I was reminded of this truth when I came across this headline: “With death rate up, U.S. life expectancy is likely down again.” Mike Stobbe, writing for the Associated Press, explains:
The U.S. death rate rose last year, and 2017 likely will mark the third straight year of decline in American life expectancy, according to preliminary data.
Death rates rose for Alzheimer’s disease, diabetes, flu and pneumonia, and three other leading causes of death, according to numbers posted online Wednesday by the Centers for Disease Control and Prevention.
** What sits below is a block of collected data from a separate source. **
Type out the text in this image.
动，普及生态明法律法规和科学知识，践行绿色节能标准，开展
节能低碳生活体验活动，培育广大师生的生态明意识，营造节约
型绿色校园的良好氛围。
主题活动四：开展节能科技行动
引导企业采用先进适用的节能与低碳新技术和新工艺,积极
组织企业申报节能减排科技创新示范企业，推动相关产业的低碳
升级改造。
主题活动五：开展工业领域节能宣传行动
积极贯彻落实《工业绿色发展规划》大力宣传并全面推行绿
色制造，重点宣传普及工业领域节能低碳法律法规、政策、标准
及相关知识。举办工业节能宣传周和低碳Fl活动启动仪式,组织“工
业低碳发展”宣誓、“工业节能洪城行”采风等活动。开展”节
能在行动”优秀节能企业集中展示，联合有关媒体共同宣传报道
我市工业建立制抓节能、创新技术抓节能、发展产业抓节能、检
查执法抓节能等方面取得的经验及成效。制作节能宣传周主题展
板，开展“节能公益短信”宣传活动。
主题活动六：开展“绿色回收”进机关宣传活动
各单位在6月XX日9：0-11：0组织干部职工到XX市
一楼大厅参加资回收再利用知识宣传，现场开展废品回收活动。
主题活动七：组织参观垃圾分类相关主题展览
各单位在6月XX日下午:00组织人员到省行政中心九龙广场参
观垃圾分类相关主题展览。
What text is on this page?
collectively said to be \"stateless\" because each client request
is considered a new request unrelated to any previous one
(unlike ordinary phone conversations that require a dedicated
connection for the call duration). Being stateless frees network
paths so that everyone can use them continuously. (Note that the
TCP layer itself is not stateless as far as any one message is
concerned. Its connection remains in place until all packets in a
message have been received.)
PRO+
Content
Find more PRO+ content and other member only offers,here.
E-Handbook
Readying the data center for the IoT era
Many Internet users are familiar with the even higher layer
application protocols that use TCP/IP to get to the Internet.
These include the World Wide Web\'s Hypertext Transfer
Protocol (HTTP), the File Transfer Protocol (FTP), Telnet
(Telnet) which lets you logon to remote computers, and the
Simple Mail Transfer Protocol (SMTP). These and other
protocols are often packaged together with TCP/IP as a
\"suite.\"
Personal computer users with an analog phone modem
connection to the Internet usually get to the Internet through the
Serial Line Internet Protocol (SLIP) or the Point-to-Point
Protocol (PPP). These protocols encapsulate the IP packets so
The progress we have made in fighting disease has been nothing short of astonishing. From advances in treating HIV to new drugs for ALS and MS to promising gene therapies for certain types of cancer, we are making extraordinary strides in protecting and extending life. But disease still haunts us and hurts us. What’s more, it’s not just disease that threatens us existentially, it’s we who threaten ourselves personally. As Mr. Stobbe notes:
Full-year data is not yet available for drug overdoses, suicides or firearm deaths. But partial-year statistics in those categories showed continuing increases.
The indicators from late-2017 looked grim on both drug overdose, where U.S. deaths skyrocketed 21 percent, and on firearm deaths, two-thirds of which are suicides. As it turns out, we are often our own worst enemies.
I sometimes wonder if our societally sliding life expectancy doesn’t have an inverse relationship to our personally skyrocketing life expectations. Far too many people have unattainable, unsustainable, and, frankly, misplaced expectations for life. Some people expect riches. Others expect pleasure. Others expect ease. Still others expect perfection. When these expectations are not met, sometimes, some people slide into destructive habits, patterns, addictions, and even moments of despair. And a life expectancy craters because life expectations are not met.
In Ecclesiastes, Solomon notes that even if a person recklessly indulges every desire, his life expectations will remain impoverished. Life expectations based in things like riches, pleasure, ease, and perfection can never satisfy. This is why we must place our deepest expectations not with our individual longings, but in our transcendent Lord. For when we do, even if our life expectancy is cut short, our eternity remains secure.
The nation’s average life expectancy may continue to slide. But our lives do not have to fall forever. Because of the One who was lifted up on a cross, we can be lifted up from the grave. And that’s not an expectation that can be dashed. That’s real hope that lasts.